The passage of Hurricane ETA has also once again highlighted the urgency of improving the habitability conditions of the coastal communities of the Southwestern Caribbean. Economic losses and fatalities could be much less if there were robust plans to convert construction, towards a bio-construction model that pollutes less and is more resistant to climate uncertainty. Furthermore, land use planning around water continues to be pending in the coastal areas of this region. This could help to considerably mitigate the effects of winter waves for Caribbean communities. Although tourism is important for this region, it cannot be the only criterion for regulating the territory and the maritorium. Tourism with a future perspective needs to be in tune with the care and restoration of ecosystems, the only guarantee that cyclones and hurricanes don’t have fatal consequences. Mangroves, for example, play a leading role in containing the waves that reach the coasts and, therefore, their conservation and restoration is also an act of disaster prevention.

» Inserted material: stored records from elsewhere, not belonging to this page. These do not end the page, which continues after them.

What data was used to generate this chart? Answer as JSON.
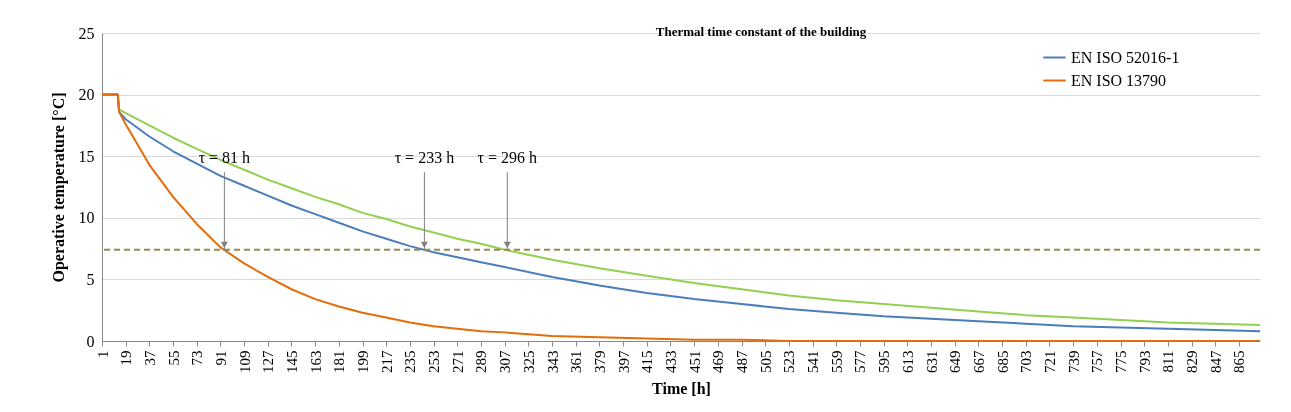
{
  "chart_data": {
    "type": "line",
    "title": "Thermal time constant of the building",
    "xlabel": "Time [h]",
    "ylabel": "Operative temperature [°C]",
    "xlim": [
      1,
      881
    ],
    "xticks": [
      1,
      19,
      37,
      55,
      73,
      91,
      109,
      127,
      145,
      163,
      181,
      199,
      217,
      235,
      253,
      271,
      289,
      307,
      325,
      343,
      361,
      379,
      397,
      415,
      433,
      451,
      469,
      487,
      505,
      523,
      541,
      559,
      577,
      595,
      613,
      631,
      649,
      667,
      685,
      703,
      721,
      739,
      757,
      775,
      793,
      811,
      829,
      847,
      865
    ],
    "ylim": [
      0,
      25
    ],
    "yticks": [
      0,
      5,
      10,
      15,
      20,
      25
    ],
    "grid": "y",
    "legend": "top right",
    "line_style": "solid",
    "marker": "none",
    "x": [
      1,
      13,
      14,
      19,
      37,
      55,
      73,
      91,
      109,
      127,
      145,
      163,
      181,
      199,
      217,
      235,
      253,
      271,
      289,
      307,
      343,
      379,
      415,
      451,
      487,
      523,
      559,
      595,
      631,
      667,
      703,
      739,
      775,
      811,
      847,
      881
    ],
    "series": [
      {
        "color": "#92d050",
        "values": [
          20,
          20,
          18.8,
          18.5,
          17.5,
          16.5,
          15.6,
          14.7,
          13.9,
          13.1,
          12.4,
          11.7,
          11.1,
          10.4,
          9.9,
          9.3,
          8.8,
          8.3,
          7.9,
          7.4,
          6.6,
          5.9,
          5.3,
          4.7,
          4.2,
          3.7,
          3.3,
          3.0,
          2.7,
          2.4,
          2.1,
          1.9,
          1.7,
          1.5,
          1.4,
          1.3
        ]
      },
      {
        "name": "EN ISO 52016-1",
        "color": "#4a7ebb",
        "values": [
          20,
          20,
          18.6,
          18.0,
          16.6,
          15.4,
          14.4,
          13.4,
          12.6,
          11.8,
          11.0,
          10.3,
          9.6,
          8.9,
          8.3,
          7.7,
          7.2,
          6.8,
          6.4,
          6.0,
          5.2,
          4.5,
          3.9,
          3.4,
          3.0,
          2.6,
          2.3,
          2.0,
          1.8,
          1.6,
          1.4,
          1.2,
          1.1,
          1.0,
          0.9,
          0.8
        ]
      },
      {
        "name": "EN ISO 13790",
        "color": "#e46c0a",
        "values": [
          20,
          20,
          18.6,
          17.6,
          14.3,
          11.7,
          9.5,
          7.6,
          6.3,
          5.2,
          4.2,
          3.4,
          2.8,
          2.3,
          1.9,
          1.5,
          1.2,
          1.0,
          0.8,
          0.7,
          0.4,
          0.3,
          0.2,
          0.1,
          0.1,
          0.0,
          0.0,
          0.0,
          0.0,
          0.0,
          0.0,
          0.0,
          0.0,
          0.0,
          0.0,
          0.0
        ]
      }
    ],
    "ref_lines": [
      {
        "axis": "y",
        "value": 7.4,
        "color": "#948a54",
        "line_style": "dashed"
      }
    ],
    "annotations": [
      {
        "text": "τ = 81 h",
        "x": 94,
        "y": 7.4
      },
      {
        "text": "τ = 233 h",
        "x": 246,
        "y": 7.4
      },
      {
        "text": "τ = 296 h",
        "x": 309,
        "y": 7.4
      }
    ]
  }
}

Science and technology have come a long way. Today the world has abundant information on the behavior of storms and their routes, also on coral diseases, introduced species, artisanal fishing, or for instance the effects of tourism. There are inputs, wills and urges to start a great School of Environmental Policies in the Caribbean. Scientific and political coordination between States in the region would allow a notable improvement in each of these aspects because, as it has become clear in 2020, a year of pandemic and hurricanes for the Caribbean, applying own and national efforts aren’t enough to avoid environmental collapse, mainly because neither ecosystems, nor viruses, nor hurricanes know about borders.